İçinde, damarlarında akan hayat enerjisini, toprak ve gökyüzü ile olan besin alışverişini hissederek varlığını kutluyoruz, ağacı kutsamaya devam ediyoruz. Her birimiz başka bir şey görüp söylüyor ağaçla ilgili, kimimizin eli yukarıda kimimizin aşağıda, her elimizin ısıyı başka türlü hissettiğini fark ediyoruz, genç ve yukarıda olan ince dallar bölgesi daha soğuk, toprağa yakın yerleri daha sıcak, toprağa yakın yerde fidanın ağaca dönüştüğü bölgeyi, büyüme izlerini takip ediyoruz hep birlikte, gövde yavaşça kalınlaşmış ve kabuğu girintili çıkıntılı olmaya başlamış. Fidan yerine yerleşmiş, gücü ve direnci artmış, artık bahçeye tamamıyla uyum sağlamış. Tam o anda Pamuk gelip ağacın üzerinde tırnaklarını bilemeye başlıyor, ağaç hiç kıpırdamıyor yerinden.

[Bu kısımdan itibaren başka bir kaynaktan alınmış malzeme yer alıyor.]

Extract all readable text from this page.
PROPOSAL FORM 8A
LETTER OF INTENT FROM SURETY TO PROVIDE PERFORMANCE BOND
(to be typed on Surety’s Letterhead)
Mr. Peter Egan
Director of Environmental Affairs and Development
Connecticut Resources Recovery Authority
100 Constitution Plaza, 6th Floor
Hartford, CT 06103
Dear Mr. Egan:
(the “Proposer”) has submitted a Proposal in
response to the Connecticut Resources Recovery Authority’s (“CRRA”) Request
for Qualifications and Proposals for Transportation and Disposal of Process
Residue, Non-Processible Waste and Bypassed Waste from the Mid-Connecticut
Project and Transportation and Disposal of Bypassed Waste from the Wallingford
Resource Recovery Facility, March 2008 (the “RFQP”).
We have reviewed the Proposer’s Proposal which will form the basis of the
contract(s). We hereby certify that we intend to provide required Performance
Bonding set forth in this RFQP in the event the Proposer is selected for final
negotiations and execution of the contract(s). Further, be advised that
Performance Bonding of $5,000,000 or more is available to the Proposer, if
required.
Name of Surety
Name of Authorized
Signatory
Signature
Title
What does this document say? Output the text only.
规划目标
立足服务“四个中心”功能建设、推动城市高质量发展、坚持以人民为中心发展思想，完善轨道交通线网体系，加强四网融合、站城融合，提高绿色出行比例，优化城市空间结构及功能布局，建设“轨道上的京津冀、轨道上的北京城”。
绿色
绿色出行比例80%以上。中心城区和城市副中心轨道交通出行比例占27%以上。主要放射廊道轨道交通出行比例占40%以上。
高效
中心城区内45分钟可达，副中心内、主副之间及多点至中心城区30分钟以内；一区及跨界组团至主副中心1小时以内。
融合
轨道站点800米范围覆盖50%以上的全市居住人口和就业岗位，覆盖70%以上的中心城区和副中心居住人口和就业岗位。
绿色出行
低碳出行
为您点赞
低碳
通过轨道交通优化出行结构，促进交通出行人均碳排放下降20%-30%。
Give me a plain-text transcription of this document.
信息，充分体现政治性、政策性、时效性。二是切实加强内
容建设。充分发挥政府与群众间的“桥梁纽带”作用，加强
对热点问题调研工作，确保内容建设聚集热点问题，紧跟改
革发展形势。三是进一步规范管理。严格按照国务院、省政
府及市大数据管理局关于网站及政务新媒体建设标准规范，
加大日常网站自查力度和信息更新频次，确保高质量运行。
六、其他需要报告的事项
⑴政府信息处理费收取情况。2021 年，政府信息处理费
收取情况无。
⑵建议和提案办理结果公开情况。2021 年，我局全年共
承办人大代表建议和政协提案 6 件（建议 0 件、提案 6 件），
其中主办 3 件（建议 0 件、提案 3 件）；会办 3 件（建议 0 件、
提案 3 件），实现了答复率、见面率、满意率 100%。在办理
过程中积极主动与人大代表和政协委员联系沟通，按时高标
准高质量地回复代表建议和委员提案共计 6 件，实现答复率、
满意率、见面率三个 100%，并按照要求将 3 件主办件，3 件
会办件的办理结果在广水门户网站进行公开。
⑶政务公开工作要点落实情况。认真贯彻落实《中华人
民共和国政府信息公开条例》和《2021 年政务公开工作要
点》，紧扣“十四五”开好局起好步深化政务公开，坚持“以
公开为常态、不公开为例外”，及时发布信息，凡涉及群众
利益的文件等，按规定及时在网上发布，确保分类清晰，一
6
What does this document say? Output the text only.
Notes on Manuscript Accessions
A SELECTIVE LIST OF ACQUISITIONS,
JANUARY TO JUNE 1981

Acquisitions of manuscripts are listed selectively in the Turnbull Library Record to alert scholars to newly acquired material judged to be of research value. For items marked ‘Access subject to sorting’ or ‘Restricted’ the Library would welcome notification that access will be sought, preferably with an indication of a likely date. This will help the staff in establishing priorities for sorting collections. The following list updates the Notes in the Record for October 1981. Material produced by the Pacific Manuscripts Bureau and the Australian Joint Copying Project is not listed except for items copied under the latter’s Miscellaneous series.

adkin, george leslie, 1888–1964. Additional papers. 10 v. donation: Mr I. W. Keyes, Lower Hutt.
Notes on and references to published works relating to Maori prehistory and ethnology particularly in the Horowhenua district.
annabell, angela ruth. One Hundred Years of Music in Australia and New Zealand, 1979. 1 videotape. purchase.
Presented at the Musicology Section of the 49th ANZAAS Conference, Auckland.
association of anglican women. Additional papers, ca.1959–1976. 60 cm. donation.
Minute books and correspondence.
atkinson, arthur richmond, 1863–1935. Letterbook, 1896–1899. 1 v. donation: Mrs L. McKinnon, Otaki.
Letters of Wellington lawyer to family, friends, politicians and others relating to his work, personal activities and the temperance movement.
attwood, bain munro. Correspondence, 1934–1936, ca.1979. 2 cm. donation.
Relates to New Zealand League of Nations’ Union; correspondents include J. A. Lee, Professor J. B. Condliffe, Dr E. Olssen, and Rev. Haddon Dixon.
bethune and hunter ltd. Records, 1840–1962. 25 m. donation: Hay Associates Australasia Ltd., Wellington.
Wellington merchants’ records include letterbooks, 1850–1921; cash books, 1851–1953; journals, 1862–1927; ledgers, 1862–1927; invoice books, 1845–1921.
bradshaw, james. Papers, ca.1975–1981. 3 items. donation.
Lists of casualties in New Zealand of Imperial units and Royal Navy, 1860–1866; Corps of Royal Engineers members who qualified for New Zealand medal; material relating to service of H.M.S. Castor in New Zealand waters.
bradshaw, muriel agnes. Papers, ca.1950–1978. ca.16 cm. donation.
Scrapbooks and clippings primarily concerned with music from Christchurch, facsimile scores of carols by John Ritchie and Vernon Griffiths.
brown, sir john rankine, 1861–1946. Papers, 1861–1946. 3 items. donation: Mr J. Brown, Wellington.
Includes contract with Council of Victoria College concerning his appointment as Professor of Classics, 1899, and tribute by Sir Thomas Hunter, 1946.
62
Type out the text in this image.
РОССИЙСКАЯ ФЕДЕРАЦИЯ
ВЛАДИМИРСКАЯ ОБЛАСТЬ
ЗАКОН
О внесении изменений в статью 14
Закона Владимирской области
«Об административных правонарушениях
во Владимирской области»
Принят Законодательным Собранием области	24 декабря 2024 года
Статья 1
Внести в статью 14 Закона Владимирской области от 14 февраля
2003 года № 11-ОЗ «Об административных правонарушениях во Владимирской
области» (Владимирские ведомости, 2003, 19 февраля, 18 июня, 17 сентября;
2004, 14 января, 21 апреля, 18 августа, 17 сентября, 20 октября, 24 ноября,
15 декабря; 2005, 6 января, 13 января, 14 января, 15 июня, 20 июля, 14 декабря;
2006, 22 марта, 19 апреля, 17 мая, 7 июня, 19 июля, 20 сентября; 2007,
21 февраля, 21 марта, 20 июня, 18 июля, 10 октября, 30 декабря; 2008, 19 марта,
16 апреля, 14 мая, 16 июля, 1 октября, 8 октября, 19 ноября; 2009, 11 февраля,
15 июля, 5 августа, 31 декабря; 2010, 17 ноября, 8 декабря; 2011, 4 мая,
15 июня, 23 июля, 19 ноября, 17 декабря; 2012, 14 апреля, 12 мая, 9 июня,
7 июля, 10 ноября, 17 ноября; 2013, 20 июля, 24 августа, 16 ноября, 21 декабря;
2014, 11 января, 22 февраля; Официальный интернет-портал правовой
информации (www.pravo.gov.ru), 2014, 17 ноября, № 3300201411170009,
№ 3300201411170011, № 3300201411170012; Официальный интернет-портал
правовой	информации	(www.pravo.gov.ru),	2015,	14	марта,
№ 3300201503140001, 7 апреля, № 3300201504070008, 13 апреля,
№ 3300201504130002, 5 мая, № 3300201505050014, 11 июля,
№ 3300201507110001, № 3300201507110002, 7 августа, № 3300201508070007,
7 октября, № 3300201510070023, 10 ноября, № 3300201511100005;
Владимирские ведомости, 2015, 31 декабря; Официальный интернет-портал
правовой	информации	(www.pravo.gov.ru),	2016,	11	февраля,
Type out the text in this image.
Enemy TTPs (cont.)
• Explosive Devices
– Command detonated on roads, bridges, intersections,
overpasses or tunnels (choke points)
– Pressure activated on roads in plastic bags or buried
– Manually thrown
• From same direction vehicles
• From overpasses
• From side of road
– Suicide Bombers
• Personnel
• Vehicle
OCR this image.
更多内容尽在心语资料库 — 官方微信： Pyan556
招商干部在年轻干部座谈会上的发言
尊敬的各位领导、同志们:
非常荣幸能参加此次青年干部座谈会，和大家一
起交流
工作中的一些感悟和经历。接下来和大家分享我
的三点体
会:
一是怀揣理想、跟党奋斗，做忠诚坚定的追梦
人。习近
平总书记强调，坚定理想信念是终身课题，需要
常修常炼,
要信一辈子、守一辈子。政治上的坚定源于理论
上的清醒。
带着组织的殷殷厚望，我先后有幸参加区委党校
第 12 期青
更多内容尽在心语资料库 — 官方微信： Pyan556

Bahçenin kıyısına, büyük çam ağaçlarının yarı gölge kuytusuna ekmişiz sığlayı, zaman içinde büyüyeceğini düşünerek de yanı başındaki ağaçların sığlaya gölge yapan dallarını budamışız, sığla serpilip büyümüş ve ışığa daha çok ihtiyaç duyuyor, çam ağacından yeni dallar budanmalı şimdi, Selahattin bunun için izin istiyor ağaçlardan.
Ormanın kendi döngüsü de böyle, zamanla eski dallarını kurutup, aralarında büyüyen genç fidanlara ışık sızması için yer açıyor eski ağaçlar. Yaptığımız doğayı taklit etmek, akıl yürütmek, büyüyüp yerine yerleşene kadar da fidanları sulamak, kökler derine inip fidan ağaca dönüşmeye başladığında kendi suyunu kendi buluyor zaten.
Doğa o kadar canlı bir şey ki, evlerimiz, kendimize oluşturduğumuz sığınakların içine de sızması an meselesi. Akşamına küçük evdeki sobayı yakmak üzere hazırlık yaparken, evi havalandırdığımız çatıya yakın pencereden bir kızılgerdanın içeri girdiğini fark ediyoruz. Kapıyı da açıyoruz, belki oradan dışarı çıkar. Bir oraya bir buraya koşturuyor, bir pencerenin kenarına bir soba borusuna konuyor, heh tam çıkıyor derken çatı katındaki eşyaların üzerine uçuyor, gitgide yorulmaya başladığını, minik ayaklarının boruya tutunamayıp vıjjt diye kaydığını izliyoruz Selahattin’le, cereyan olup da etkilenmesin diye kapıyı kapatıyoruz önce, “havanın içeri girdiği yeri takip et” diyorum kuşa, sonra varlığımızdan da ürküyordur belki, kendine zarar vermesin yavrucak diye evi terk edip büyük eve, Gamze ve Alev’in yanına gidiyoruz. Daha da çıkmamışsa dışarıda ağacın orada lamba yakalım belki oraya doğru uçar, diyor Selahattin. Sonra sohbetin içinde unutuyoruz kızılgerdanı, gece eve döndüğümüzde minik kuşun gitmiş olduğunu anlıyoruz.
Her şeyin bir ömrü, bir döngüsü, bir armağanı, bir hikayesi var. İnsanın, ağacın, kuşun, toprağın, evin, hatta pencerenin öğrettiklerini içime alıyorum, derslerimi kalbime koyuyorum. Ben doğayı izlerken doğanın da beni sabırla izlediğini biliyorum. O sessiz tanığın varlığına şükürler olsun.